DGraph: A Large-Scale Financial Dataset for Graph Anomaly Detection

Part of Advances in Neural Information Processing Systems 35 (NeurIPS 2022) Datasets and Benchmarks Track

Bibtex Paper Supplemental

Authors

Xuanwen Huang, Yang Yang, Yang Wang, Chunping Wang, Zhisheng Zhang, Jiarong Xu, Lei Chen, Michalis Vazirgiannis

Abstract

Graph Anomaly Detection (GAD) has recently become a hot research spot due to its practicability and theoretical value. Since GAD emphasizes the application and the rarity of anomalous samples, enriching the varieties of its datasets is fundamental. Thus, this paper present DGraph, a real-world dynamic graph in the finance domain.
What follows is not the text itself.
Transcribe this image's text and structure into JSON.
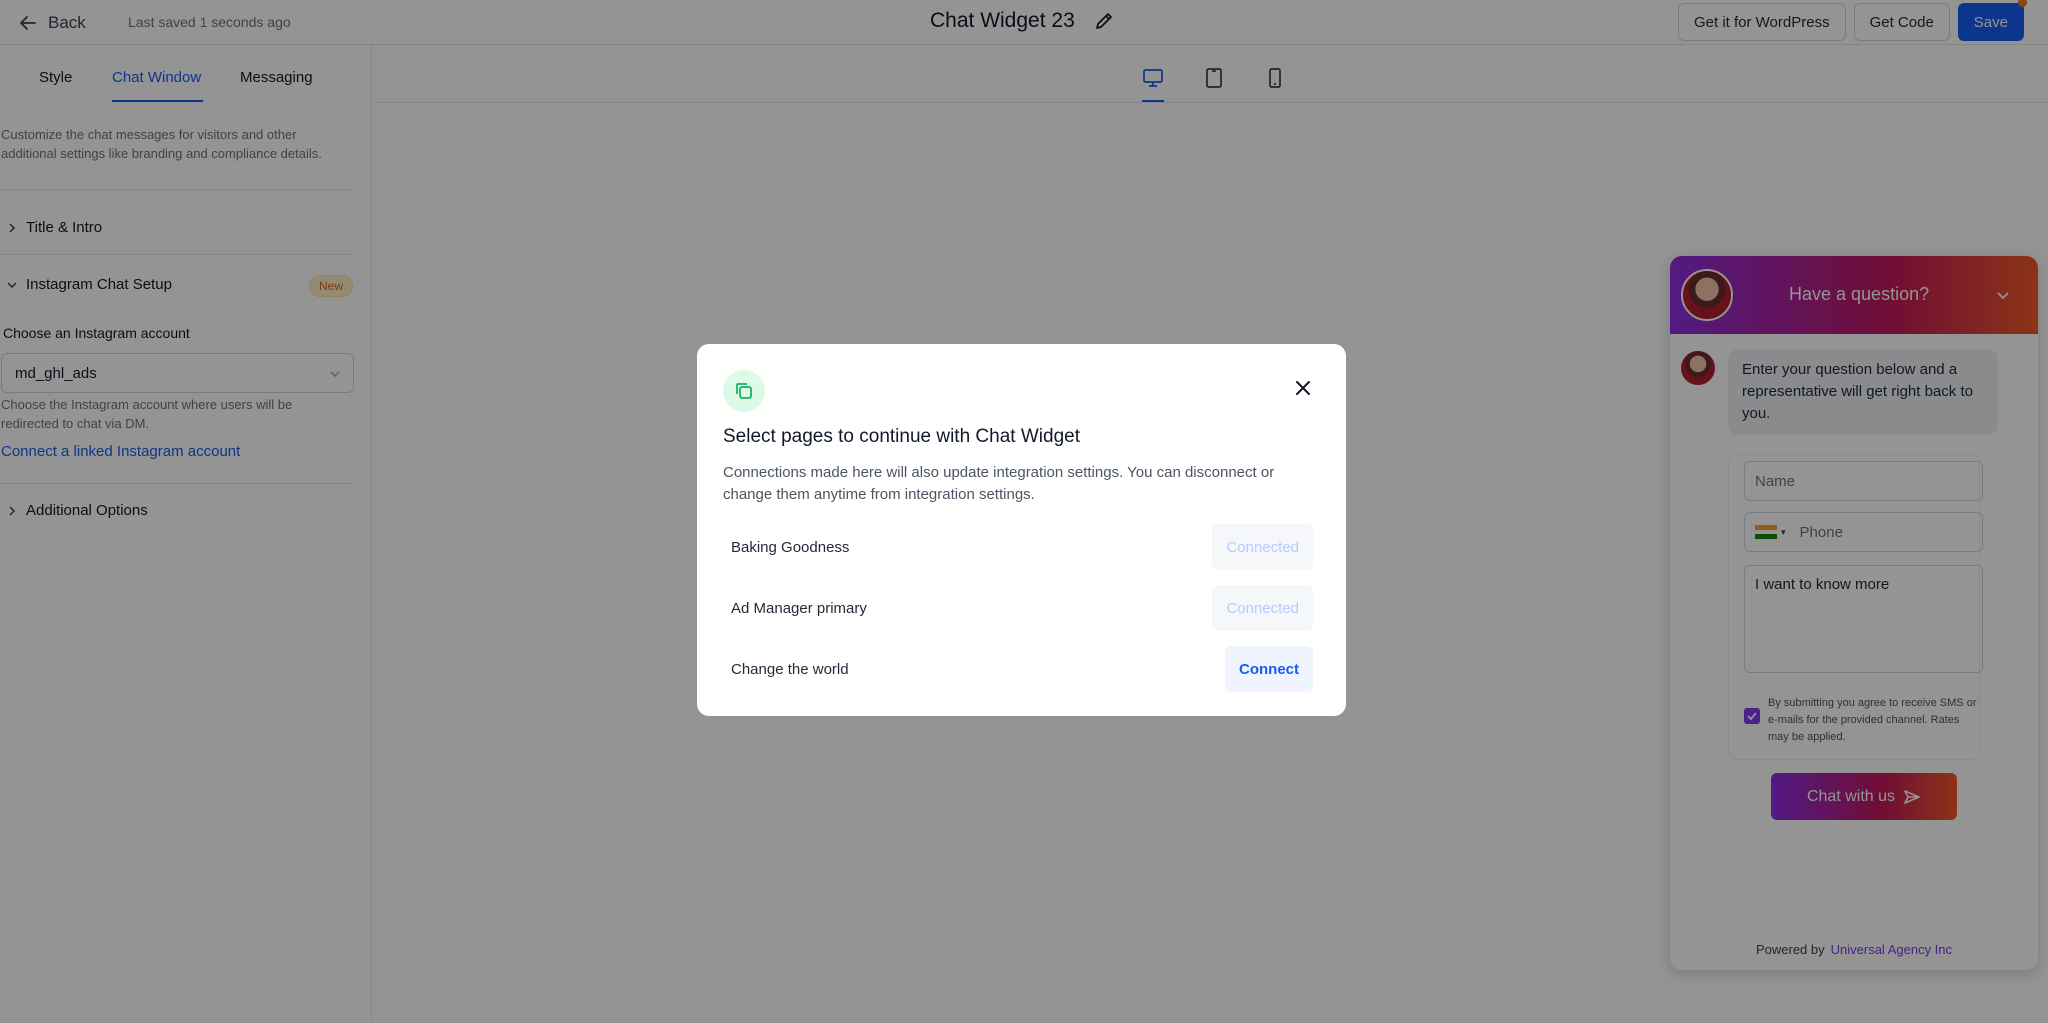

DGraph overcomes many limitations of current GAD datasets. It contains about 3M nodes, 4M dynamic edges, and 1M ground-truth nodes. We provide a comprehensive observation of DGraph, revealing that anomalous nodes and normal nodes generally have different structures, neighbor distribution, and temporal dynamics. Moreover, it suggests that 2M background nodes are also essential for detecting fraudsters. Furthermore, we conduct extensive experiments on DGraph. Observation and experiments demonstrate that DGraph is propulsive to advance GAD research and enable in-depth exploration of anomalous nodes.